In a week three victory over the eventual Superbowl Champion Kansas City Chiefs, Cook tore his rotator cuff after being tackled that went undiagnosed. Cook missed three of the next four games. Cook set rookie records that he still holds averaging 9.411 yards per pass attempt and 17.5 yards per completion.
The Bengals also defeated the Oakland Raiders who finished with the best record in the last season of the American Football League at 12-1-1. Cook also reportedly suffered a detached biceps muscle. Cook would have three operations following the season and didn’t play again until a failed comeback attempt in 1973.
Dixon was drafted by the Bengals after a storied career at Oklahoma. Dixon was a key part of the Oklahoma secondary when the Sooners won the 1985 National Championship, was a Consensus All-American in 1987 and won the Jim Thorpe Award as the best defensive back in college football in 1987.

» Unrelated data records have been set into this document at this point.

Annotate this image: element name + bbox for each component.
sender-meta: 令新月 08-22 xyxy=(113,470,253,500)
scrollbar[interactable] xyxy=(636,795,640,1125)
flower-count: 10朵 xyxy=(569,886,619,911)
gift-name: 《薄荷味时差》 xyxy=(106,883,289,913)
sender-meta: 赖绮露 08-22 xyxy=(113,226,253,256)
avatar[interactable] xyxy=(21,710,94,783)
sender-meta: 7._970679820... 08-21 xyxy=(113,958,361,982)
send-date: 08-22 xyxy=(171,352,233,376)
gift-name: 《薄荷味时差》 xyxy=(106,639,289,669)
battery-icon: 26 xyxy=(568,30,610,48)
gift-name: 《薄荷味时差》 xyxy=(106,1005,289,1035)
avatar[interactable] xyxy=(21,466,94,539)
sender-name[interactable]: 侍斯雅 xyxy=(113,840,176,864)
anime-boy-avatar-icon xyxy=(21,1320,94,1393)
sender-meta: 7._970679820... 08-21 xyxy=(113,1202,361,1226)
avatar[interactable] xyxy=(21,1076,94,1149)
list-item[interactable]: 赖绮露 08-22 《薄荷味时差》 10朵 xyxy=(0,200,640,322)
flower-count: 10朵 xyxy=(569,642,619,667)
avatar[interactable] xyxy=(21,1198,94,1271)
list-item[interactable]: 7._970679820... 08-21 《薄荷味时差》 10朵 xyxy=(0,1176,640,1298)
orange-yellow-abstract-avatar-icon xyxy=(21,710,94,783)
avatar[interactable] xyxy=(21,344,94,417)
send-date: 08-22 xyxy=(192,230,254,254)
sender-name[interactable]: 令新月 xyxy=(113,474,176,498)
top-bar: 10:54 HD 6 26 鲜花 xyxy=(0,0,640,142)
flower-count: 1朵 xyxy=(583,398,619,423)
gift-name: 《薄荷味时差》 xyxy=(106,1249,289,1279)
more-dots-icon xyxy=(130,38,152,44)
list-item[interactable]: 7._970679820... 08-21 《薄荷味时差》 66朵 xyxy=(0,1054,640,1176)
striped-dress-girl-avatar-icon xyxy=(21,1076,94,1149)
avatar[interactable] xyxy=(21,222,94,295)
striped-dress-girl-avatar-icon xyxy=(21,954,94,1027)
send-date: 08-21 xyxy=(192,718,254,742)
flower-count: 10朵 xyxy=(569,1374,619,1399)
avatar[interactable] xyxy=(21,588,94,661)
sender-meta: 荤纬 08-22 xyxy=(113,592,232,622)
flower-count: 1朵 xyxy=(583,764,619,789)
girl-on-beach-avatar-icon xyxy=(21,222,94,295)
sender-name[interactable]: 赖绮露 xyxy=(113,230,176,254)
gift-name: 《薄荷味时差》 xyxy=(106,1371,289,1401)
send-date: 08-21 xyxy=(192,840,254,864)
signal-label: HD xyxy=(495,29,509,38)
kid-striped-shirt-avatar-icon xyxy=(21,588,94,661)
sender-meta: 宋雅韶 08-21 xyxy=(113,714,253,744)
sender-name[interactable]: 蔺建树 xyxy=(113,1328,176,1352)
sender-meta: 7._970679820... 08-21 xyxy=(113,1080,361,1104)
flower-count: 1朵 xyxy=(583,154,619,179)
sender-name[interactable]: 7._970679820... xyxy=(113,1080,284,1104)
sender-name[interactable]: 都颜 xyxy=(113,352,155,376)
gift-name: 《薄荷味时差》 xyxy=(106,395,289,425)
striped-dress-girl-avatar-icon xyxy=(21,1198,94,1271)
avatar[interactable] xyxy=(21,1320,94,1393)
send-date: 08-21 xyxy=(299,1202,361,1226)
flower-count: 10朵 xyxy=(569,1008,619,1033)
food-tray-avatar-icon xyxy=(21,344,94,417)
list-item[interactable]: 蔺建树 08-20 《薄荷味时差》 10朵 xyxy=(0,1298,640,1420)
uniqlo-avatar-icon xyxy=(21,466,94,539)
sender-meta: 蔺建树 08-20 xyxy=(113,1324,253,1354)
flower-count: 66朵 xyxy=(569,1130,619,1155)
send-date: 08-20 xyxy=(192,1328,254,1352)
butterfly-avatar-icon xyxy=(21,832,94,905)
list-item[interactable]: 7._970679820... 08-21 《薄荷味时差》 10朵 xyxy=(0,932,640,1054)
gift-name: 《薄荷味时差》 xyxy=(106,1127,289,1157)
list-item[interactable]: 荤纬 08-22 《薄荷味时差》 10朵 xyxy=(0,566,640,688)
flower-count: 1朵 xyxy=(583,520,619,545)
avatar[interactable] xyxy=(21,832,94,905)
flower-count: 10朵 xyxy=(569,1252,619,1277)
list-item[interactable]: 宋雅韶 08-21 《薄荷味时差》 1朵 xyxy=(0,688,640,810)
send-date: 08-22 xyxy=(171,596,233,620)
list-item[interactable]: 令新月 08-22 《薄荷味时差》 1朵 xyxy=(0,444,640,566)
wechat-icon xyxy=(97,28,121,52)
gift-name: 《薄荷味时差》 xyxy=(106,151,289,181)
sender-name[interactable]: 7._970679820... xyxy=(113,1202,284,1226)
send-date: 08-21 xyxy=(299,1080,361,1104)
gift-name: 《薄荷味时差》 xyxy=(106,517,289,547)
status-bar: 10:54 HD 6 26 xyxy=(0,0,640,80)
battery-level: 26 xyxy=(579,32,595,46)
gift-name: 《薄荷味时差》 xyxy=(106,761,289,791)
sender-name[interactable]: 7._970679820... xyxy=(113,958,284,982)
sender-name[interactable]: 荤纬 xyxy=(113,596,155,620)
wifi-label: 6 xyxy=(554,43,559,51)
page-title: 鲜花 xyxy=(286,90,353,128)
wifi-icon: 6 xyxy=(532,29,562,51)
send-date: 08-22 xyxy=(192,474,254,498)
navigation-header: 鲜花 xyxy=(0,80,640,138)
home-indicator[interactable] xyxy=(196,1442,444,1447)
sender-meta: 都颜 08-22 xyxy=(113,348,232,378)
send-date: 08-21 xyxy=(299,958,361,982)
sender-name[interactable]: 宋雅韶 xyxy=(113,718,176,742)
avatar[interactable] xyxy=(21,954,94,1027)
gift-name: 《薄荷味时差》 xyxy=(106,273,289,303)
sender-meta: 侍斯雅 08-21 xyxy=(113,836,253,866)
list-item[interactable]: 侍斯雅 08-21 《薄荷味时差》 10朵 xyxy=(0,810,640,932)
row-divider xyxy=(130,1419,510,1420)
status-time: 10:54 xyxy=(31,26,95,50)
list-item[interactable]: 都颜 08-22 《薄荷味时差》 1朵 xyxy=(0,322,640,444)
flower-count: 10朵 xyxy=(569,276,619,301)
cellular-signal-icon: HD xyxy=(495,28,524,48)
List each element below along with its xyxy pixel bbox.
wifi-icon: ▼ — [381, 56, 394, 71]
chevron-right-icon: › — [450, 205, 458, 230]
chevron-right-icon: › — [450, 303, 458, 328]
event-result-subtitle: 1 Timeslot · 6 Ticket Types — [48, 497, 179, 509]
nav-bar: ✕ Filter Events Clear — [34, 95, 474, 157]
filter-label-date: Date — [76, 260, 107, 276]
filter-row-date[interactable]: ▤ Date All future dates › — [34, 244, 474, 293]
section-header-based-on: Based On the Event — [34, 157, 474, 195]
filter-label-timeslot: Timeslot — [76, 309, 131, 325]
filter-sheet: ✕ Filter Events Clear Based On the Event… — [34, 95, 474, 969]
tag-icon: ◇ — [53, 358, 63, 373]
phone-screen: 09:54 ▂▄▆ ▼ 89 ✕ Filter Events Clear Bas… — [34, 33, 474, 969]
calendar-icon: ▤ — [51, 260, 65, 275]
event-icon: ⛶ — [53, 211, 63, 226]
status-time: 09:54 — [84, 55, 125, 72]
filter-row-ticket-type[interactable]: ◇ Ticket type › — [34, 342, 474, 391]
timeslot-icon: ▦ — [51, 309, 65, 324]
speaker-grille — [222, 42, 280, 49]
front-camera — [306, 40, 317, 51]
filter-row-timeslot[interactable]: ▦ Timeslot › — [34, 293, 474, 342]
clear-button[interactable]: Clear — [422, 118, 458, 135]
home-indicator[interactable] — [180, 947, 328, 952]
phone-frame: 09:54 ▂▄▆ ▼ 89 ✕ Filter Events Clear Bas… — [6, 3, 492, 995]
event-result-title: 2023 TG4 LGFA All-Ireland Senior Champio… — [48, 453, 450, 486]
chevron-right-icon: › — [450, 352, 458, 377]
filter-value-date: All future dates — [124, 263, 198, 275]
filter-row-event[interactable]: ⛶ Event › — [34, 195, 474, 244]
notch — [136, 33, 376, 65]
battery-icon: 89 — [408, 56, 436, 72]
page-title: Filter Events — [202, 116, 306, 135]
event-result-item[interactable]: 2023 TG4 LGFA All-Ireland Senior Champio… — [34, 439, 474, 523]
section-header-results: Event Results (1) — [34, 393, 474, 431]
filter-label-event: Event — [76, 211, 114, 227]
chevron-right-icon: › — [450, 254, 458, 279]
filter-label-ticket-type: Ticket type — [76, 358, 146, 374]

Dixon started all 16 games for Cincinnati during his second season in 1989. That was his only full season as a starter. Dixon had probably his best season with three interceptions as the Bengals finished 8-8 coming off of a Superbowl appearance. Dixon spent three more years in Cincinnati before being traded to Oakland.
In his final season in the NFL, Dixon played nine games with the Raiders before retiring. Dixon returned to his native Texas to become a physical education teacher. Dixon was diagnosed with Amyotrophic lateral sclerosis in 2013 and passed away in 2020 from the disease that afflicts many former NFL players.
Copeland had an eight-year career and was a mainstay of the Bengals defense during one of their worst eras. In 107 career games, 102 starts, Copeland had 324 tackles, 24 sacks, 15 tackles for loss, four pass breakups, nine forced fumbles and three fumble recoveries. Cincinnati never had a winning season in Copeland’s career.